I've been enjoying using GPT and other large language models for various tasks, including some quirky projects like archiving my coffee bean purchases over the years. So, I saved the empty bags and took some not-so-great pictures of them, then ran those images through several AIs, including GPT-4, GPT-3, and Gemini 2.5 Pro Exp. I specifically asked them to extract accurate information from the images without making things up or leaving blanks when they weren't sure. However, I was really disappointed with GPT-4; it missed bags, misspelled basic names, and even made up tasting notes. When I tried to correct it, it just seemed to get worse and invented even more mistakes. In contrast, Gemini performed exceptionally well, retrieving details quickly and accurately, though it too included some fabricated tasting notes. I'm perplexed by why there's such a huge difference in performance on this straightforward task, which seems to just involve OCR and image interpretation. Any insights?
2 Answers
Honestly, the issue might be related to how you’re prompting the AIs. If the prompts are vague or leave room for interpretation, models like GPT-4 tend to fill in those gaps with their own fabrications. Specifying exactly what you want can minimize these errors, but it seems challenging with complex tasks like yours!

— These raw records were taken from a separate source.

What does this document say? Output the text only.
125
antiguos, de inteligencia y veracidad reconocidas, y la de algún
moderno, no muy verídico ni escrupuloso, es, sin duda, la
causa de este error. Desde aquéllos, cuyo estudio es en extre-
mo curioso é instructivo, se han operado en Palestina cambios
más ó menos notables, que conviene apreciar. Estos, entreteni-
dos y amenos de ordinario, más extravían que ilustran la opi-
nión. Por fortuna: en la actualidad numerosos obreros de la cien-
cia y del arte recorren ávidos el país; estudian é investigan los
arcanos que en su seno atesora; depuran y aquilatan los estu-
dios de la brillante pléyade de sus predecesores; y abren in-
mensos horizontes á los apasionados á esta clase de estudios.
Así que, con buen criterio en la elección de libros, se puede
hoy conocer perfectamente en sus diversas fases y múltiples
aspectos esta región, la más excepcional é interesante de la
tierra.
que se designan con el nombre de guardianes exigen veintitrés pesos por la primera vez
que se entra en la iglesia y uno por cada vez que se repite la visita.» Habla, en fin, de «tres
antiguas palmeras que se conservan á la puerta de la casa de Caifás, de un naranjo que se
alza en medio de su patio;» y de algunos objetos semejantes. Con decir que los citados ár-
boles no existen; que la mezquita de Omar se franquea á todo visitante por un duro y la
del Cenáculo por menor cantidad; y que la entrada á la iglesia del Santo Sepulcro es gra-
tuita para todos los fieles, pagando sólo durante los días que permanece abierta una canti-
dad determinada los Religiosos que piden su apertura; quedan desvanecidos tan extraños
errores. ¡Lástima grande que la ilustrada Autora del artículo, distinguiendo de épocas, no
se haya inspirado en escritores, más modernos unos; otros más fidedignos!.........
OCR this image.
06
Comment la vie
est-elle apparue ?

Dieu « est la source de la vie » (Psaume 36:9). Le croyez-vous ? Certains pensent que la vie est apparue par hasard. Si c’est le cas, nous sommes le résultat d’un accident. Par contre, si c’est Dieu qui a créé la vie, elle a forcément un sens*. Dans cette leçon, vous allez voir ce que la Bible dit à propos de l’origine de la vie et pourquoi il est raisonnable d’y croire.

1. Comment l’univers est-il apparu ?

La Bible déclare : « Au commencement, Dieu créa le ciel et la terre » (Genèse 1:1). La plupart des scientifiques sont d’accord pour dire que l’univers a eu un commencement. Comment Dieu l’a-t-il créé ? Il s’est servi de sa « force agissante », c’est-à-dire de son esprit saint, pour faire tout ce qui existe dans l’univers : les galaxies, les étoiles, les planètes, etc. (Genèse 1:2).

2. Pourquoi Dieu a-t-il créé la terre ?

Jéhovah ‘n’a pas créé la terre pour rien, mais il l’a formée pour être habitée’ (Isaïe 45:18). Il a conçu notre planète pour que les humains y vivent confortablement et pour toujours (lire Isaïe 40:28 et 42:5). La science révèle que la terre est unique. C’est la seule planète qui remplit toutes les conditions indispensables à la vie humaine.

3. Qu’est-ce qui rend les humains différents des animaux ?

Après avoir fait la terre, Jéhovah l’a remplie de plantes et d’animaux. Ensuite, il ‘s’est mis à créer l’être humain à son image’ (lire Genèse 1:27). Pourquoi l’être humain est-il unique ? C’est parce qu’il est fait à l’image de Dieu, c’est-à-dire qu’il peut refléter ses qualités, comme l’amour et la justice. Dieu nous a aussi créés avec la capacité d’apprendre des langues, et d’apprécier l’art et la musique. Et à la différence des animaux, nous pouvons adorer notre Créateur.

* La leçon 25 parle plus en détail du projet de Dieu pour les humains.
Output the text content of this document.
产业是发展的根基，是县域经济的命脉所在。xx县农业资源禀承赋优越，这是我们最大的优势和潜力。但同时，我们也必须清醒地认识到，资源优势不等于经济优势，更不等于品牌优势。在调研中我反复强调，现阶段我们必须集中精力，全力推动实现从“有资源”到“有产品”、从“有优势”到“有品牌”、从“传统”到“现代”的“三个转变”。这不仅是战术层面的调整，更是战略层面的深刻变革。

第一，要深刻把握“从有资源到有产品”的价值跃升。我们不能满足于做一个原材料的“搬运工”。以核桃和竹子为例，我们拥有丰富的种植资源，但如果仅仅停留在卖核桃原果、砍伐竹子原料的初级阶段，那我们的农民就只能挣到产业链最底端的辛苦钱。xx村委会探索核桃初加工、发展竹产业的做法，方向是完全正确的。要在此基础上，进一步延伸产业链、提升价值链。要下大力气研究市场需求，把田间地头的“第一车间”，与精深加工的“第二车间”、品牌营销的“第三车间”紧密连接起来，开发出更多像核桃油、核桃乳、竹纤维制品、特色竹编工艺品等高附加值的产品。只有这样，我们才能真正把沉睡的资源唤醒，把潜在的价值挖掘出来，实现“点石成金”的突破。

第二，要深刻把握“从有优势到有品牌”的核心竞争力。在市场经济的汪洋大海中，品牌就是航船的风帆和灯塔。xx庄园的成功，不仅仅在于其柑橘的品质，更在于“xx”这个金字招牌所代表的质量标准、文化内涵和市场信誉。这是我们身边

It sounds like you've encountered a pretty common issue! I’ve noticed that GPT-4 and similar models can start hallucinating more frequently, especially after updates. It might have been fine-tuning its responses, but that can lead to these mistake-prone outputs. It's a tricky thing they're working on—it can be more erratic than usual!
That's a good point! It seems like when handling multiple images at once, the model got overwhelmed and started making stuff up. I tried uploading one image at a time, and that made a noticeable difference. Less confusion, more accurate recognition!